Sub-level Pool and CIDR assignment
For this part, I further improved on the tutorial of simply creating just 1 regional sub-level pool. Using the for_each meta-argument, the resource taps on local.deduplicated_region_list
local variable again to create multiple regional pools according to the region list you’ve set.
resource "aws_vpc_ipam_pool" "regional" { for_each = local.deduplicated_region_list description = "${each.key}-pool" address_family = "ipv4" ipam_scope_id = aws_vpc_ipam.tutorial.private_default_scope_id locale = each.key source_ipam_pool_id = aws_vpc_ipam_pool.top_level.id } resource "aws_vpc_ipam_pool_cidr" "regional" { for_each = { for index, region in tolist(local.deduplicated_region_list) : region => index } ipam_pool_id = aws_vpc_ipam_pool.regional[each.key].id cidr = cidrsubnet(var.top_level_pool_cidr, 8, each.value) }
For the CIDR assignment for these regional pools, I had to convert the toset-transformed local.deduplicated_region_list
to a list again. The purpose was to allow the for
expression to properly retrieve the index of each region.
The code snippet below should help you visualize how the for
expression looks like for the default values.

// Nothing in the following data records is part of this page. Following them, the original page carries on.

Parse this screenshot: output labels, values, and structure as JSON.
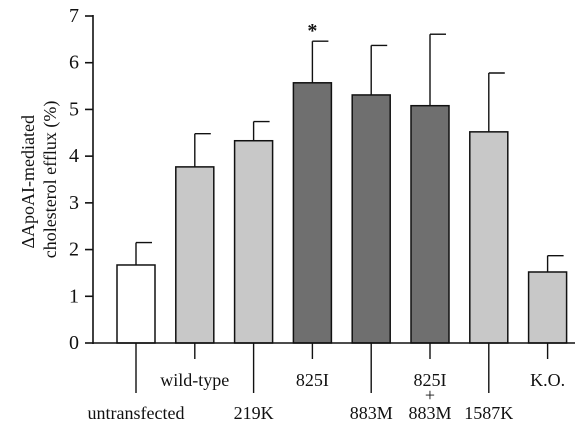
{
  "chart_data": {
    "type": "bar",
    "title": "",
    "ylabel_lines": [
      "ΔApoAI-mediated",
      "cholesterol efflux (%)"
    ],
    "xlabel": "",
    "ylim": [
      0,
      7
    ],
    "yticks": [
      0,
      1,
      2,
      3,
      4,
      5,
      6,
      7
    ],
    "grid": false,
    "categories": [
      "untransfected",
      "wild-type",
      "219K",
      "825I",
      "883M",
      "825I + 883M",
      "1587K",
      "K.O."
    ],
    "values": [
      1.67,
      3.77,
      4.33,
      5.57,
      5.31,
      5.08,
      4.52,
      1.52
    ],
    "errors": [
      0.48,
      0.71,
      0.41,
      0.89,
      1.06,
      1.53,
      1.26,
      0.35
    ],
    "colors": [
      "#ffffff",
      "#c8c8c8",
      "#c8c8c8",
      "#6f6f6f",
      "#6f6f6f",
      "#6f6f6f",
      "#c8c8c8",
      "#c8c8c8"
    ],
    "annotations": [
      {
        "category": "825I",
        "text": "*"
      }
    ],
    "category_labels_upper": [
      "wild-type",
      "825I",
      "825I",
      "K.O."
    ],
    "category_labels_lower": [
      "untransfected",
      "219K",
      "883M",
      "883M",
      "1587K"
    ],
    "combo_plus": "+"
  }
}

{ us-east-1 = 0, us-west-2 = 1 }
With that, each.key
would iterate through the key (the regions) and each.value
would be the corresponding index in the list.
The reason why we needed the index value is to generate the sub-level pool CIDR dynamically from the top-level pool CIDR var.top_level_pool_cidr
using the cidrsubnet
Terraform function. In short, the cidrsubnet
function slices up a CIDR according to the values you pass into it.
VPC to test
Finally, we’ve reached the end of the code sample. We will create a test VPC in the AWS provider region defined in var.region
.
In the tutorial, they’ve manually assigned a direct CIDR block to this VPC, which seems ludicrous because it doesn’t showcase the strength of an IPAM-managed VPC.

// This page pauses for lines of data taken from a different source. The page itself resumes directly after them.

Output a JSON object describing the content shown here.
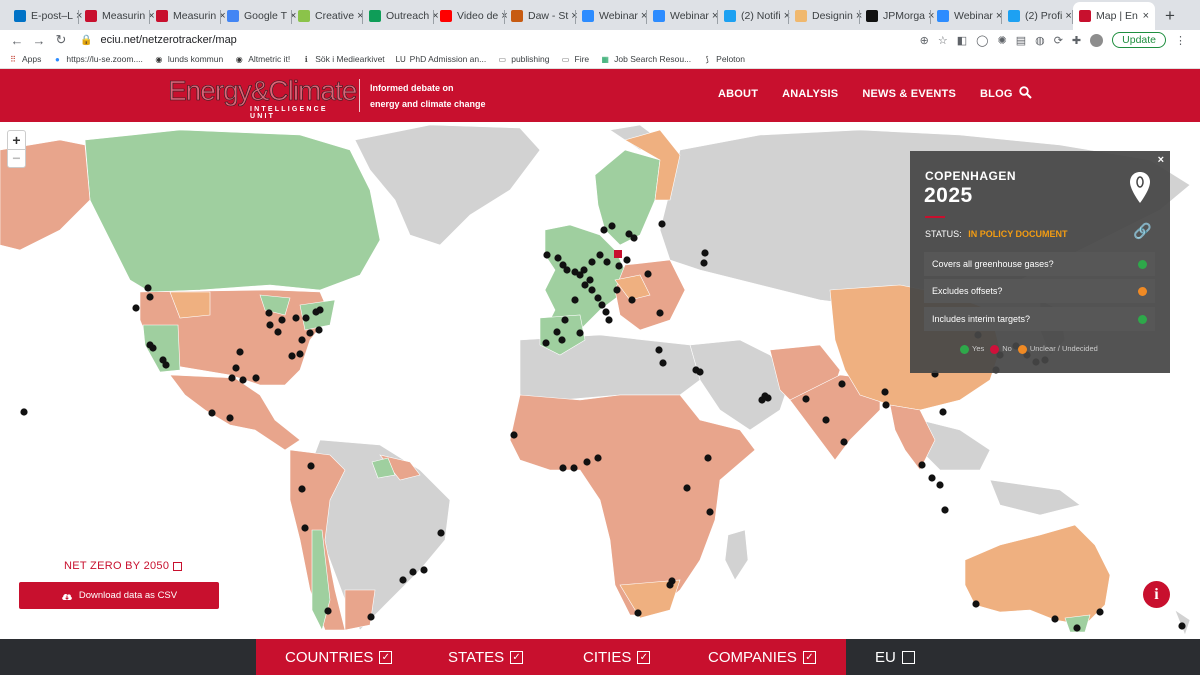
{
  "browser": {
    "tabs": [
      {
        "title": "E-post–L",
        "icon": "outlook-icon",
        "color": "#0072c6"
      },
      {
        "title": "Measurin",
        "icon": "iop-icon",
        "color": "#c8102e"
      },
      {
        "title": "Measurin",
        "icon": "iop-icon",
        "color": "#c8102e"
      },
      {
        "title": "Google T",
        "icon": "google-translate-icon",
        "color": "#4285f4"
      },
      {
        "title": "Creative",
        "icon": "creative-icon",
        "color": "#8bc34a"
      },
      {
        "title": "Outreach",
        "icon": "sheets-icon",
        "color": "#0f9d58"
      },
      {
        "title": "Video de",
        "icon": "youtube-icon",
        "color": "#ff0000"
      },
      {
        "title": "Daw - St",
        "icon": "daw-icon",
        "color": "#c75b12"
      },
      {
        "title": "Webinar",
        "icon": "zoom-icon",
        "color": "#2d8cff"
      },
      {
        "title": "Webinar",
        "icon": "zoom-icon",
        "color": "#2d8cff"
      },
      {
        "title": "(2) Notifi",
        "icon": "twitter-icon",
        "color": "#1da1f2"
      },
      {
        "title": "Designin",
        "icon": "designing-icon",
        "color": "#f0b86e"
      },
      {
        "title": "JPMorga",
        "icon": "bloomberg-icon",
        "color": "#111111"
      },
      {
        "title": "Webinar",
        "icon": "zoom-icon",
        "color": "#2d8cff"
      },
      {
        "title": "(2) Profi",
        "icon": "twitter-icon",
        "color": "#1da1f2"
      },
      {
        "title": "Map | En",
        "icon": "eciu-icon",
        "color": "#c8102e",
        "active": true
      }
    ],
    "url": "eciu.net/netzerotracker/map",
    "update_label": "Update",
    "bookmarks": [
      {
        "label": "Apps",
        "icon": "apps-icon"
      },
      {
        "label": "https://lu-se.zoom....",
        "icon": "zoom-icon"
      },
      {
        "label": "lunds kommun",
        "icon": "globe-icon"
      },
      {
        "label": "Altmetric it!",
        "icon": "globe-icon"
      },
      {
        "label": "Sök i Mediearkivet",
        "icon": "mediearkivet-icon"
      },
      {
        "label": "PhD Admission an...",
        "icon": "lu-icon"
      },
      {
        "label": "publishing",
        "icon": "folder-icon"
      },
      {
        "label": "Fire",
        "icon": "folder-icon"
      },
      {
        "label": "Job Search Resou...",
        "icon": "sheets-icon"
      },
      {
        "label": "Peloton",
        "icon": "peloton-icon"
      }
    ]
  },
  "site": {
    "logo_main": "Energy&Climate",
    "logo_sub": "INTELLIGENCE UNIT",
    "tagline_1": "Informed debate on",
    "tagline_2": "energy and climate change",
    "nav": [
      "ABOUT",
      "ANALYSIS",
      "NEWS & EVENTS",
      "BLOG"
    ]
  },
  "popup": {
    "city": "COPENHAGEN",
    "year": "2025",
    "status_label": "STATUS:",
    "status_value": "IN POLICY DOCUMENT",
    "criteria": [
      {
        "label": "Covers all greenhouse gases?",
        "answer": "yes",
        "color": "#2ea84a"
      },
      {
        "label": "Excludes offsets?",
        "answer": "unclear",
        "color": "#f08a24"
      },
      {
        "label": "Includes interim targets?",
        "answer": "yes",
        "color": "#2ea84a"
      }
    ],
    "legend": [
      {
        "label": "Yes",
        "color": "#2ea84a"
      },
      {
        "label": "No",
        "color": "#d0103a"
      },
      {
        "label": "Unclear / Undecided",
        "color": "#f08a24"
      }
    ]
  },
  "controls": {
    "net_zero_label": "NET ZERO BY 2050",
    "download_label": "Download data as CSV",
    "zoom_in": "+",
    "zoom_out": "−",
    "info": "i"
  },
  "filters": [
    {
      "label": "COUNTRIES",
      "checked": true
    },
    {
      "label": "STATES",
      "checked": true
    },
    {
      "label": "CITIES",
      "checked": true
    },
    {
      "label": "COMPANIES",
      "checked": true
    },
    {
      "label": "EU",
      "checked": false
    }
  ],
  "map_colors": {
    "green": "#9fcf9f",
    "orange": "#efb080",
    "salmon": "#e8a58c",
    "grey": "#d2d2d2",
    "city_dot": "#111111",
    "highlight_city": "#c8102e"
  }
}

resource "aws_vpc" "tutorial" { ipv4_ipam_pool_id = aws_vpc_ipam_pool.regional[var.region].id ipv4_netmask_length = 24 depends_on = [ aws_vpc_ipam_pool_cidr.regional ] }
In my Terraform code, we’ve chosen to test the new attributes added in AWS provider version 3.68.0
, which for as long as I can remember, removes the cidr_block
attribute requirement of being mandatory; cidr_block
is now optional if you have the ipv4_ipam_pool_id
and ipv4_netmask_length
attributes. For my example, I’ve requested a CIDR of /24 netmask length from the regional sub-level pool.
It should achieve the same results as the tutorial as long as you are using the default values.
Closing
I had a blast writing this short Terraform code sample for AWS VPC IPAM. If there is anything you feel I could’ve done better, please reach out to me.
Hope you have learnt something!
Great post! I am currently building this out in Terraform but am wondering how to include subnets in your configuration when you don’t know what the CIDR allocation will be yet? If you have set the IPAM pool for your VPC, how do you then create subnets through terraform without a CIDR?